People with less life experience, or experience in an any area and independent of the age decade they are in are going to make less than desirable decisions. When they do this, it provides an incredible learning opportunity for them, but the impact of their learning will be largely dependent upon how the leader handles addressing the matter. Assuming the emotion is taken out of the equation for how the leader and sports coach approaches the individual who made a poor choice in either their actions or words, the next time an individual who is in a similar scenario may or may not make the same mistakes. Why? Because depending on how the conversation progressed and whether the person who is “learning” is asked questions to help them to understand why and how their behavior occurred, will help them to learn and increase their own awareness of why and what they did. More importantly, the impact it had, and which wasn’t likely the one they would have preferred.
Depending on where you are at in your own leadership or sports coaching journey is going to have an impact on how you are going to be able to successfully navigate understanding others you lead. The goal will be to understand others at the highest level possible, and here are some of the considerations for you to contemplate where you are in your quest to eventually reach the mastery level of doing this.
- Yes, you can fake caring, but if you are going to just go through the motions of addressing better understanding and helping those you lead, you are going to have to allow yourself to let your guard down when you are doing so, and truly care.
- Prior to discussing why someone made the decision they did, think about asking them open ended questions which will allow them not to feel they are oriented towards being purely punitive versus inquisitive questions to fully understand their thinking orientation process.
- No one enjoys being lectured to. Make sure you are aware of the fact you are doing your best to ride the line of being neutral in your conversation to first understand the persons “why” they did what they did, with the goal of helping them to determine what they could have done or can do differently in the future.
- Very few of us are mind readers, so don’t assume going into a conversation with the person you are going to be speaking with that you know exactly why they did what they did. You know the saying about making the mistake of assuming things…

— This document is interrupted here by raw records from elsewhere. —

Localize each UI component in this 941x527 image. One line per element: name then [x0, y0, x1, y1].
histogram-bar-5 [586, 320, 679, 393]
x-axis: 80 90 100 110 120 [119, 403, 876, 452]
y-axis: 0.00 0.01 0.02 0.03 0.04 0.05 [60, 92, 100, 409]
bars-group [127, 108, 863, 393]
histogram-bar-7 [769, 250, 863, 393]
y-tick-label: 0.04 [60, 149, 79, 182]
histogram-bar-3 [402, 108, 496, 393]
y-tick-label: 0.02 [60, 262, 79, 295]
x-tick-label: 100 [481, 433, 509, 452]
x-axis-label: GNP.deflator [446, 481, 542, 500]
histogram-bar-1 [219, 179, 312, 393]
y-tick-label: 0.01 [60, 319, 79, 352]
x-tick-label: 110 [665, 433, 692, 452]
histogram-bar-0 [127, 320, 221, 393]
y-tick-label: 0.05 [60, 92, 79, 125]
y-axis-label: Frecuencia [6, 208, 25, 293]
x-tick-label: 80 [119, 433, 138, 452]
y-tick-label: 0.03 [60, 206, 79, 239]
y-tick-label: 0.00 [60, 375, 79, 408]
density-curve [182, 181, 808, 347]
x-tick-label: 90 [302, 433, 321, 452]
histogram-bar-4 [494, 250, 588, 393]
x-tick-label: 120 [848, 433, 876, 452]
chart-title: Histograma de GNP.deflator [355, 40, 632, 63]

- Direct your conversations and the outcome of them to be oriented towards offering them support. Even if they made a really large mistake, or if it was a minor one that needed to be addressed.

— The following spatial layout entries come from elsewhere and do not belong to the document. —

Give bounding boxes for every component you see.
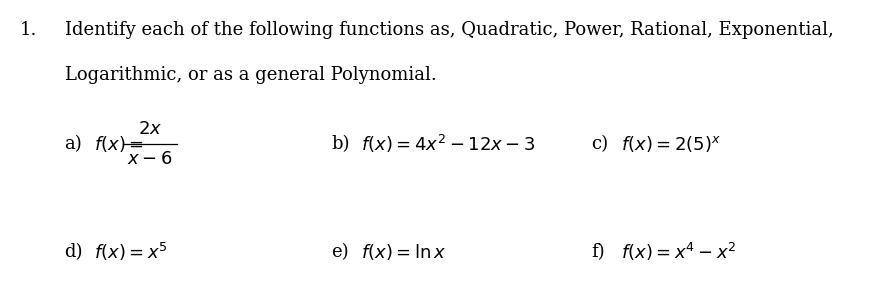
Text: Logarithmic, or as a general Polynomial.: Logarithmic, or as a general Polynomial. — [65, 66, 436, 84]
Text: c): c) — [591, 135, 608, 153]
Text: $f(x) = x^5$: $f(x) = x^5$ — [94, 241, 168, 263]
Text: Identify each of the following functions as, Quadratic, Power, Rational, Exponen: Identify each of the following functions… — [65, 21, 833, 39]
Text: $2x$: $2x$ — [137, 120, 162, 138]
Text: e): e) — [332, 243, 349, 261]
Text: $f(x) = 4x^2 - 12x - 3$: $f(x) = 4x^2 - 12x - 3$ — [361, 133, 536, 155]
Text: f): f) — [591, 243, 605, 261]
Text: $f(x) = x^4 - x^2$: $f(x) = x^4 - x^2$ — [621, 241, 737, 263]
Text: d): d) — [65, 243, 83, 261]
Text: $f(x) = \ln x$: $f(x) = \ln x$ — [361, 242, 446, 262]
Text: $f(x) = 2(5)^x$: $f(x) = 2(5)^x$ — [621, 134, 720, 154]
Text: b): b) — [332, 135, 350, 153]
Text: $f(x) = $: $f(x) = $ — [94, 134, 143, 154]
Text: $x - 6$: $x - 6$ — [127, 150, 172, 168]
Text: 1.: 1. — [20, 21, 37, 39]
Text: a): a) — [65, 135, 82, 153]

- Following up on your initial conversation with the person who needs more leadership guidance based on their decisions and actions should always occur. The “one and done approach” is too easy to subscribe to, and the most effective leaders and sports coaches will always follow up with you after an initial conversation where they were offering you their support and guidance.
Everyone makes mistakes and ideally, we will learn from them. How we approach having an understanding of the why and how others do what they do, and being open minded to helping them to become better and stronger in their roles is one of the gifts of leadership you can pass along to others. Don’t be stingy with this gift, and use it often. It will serve you and those you lead exceptionally well.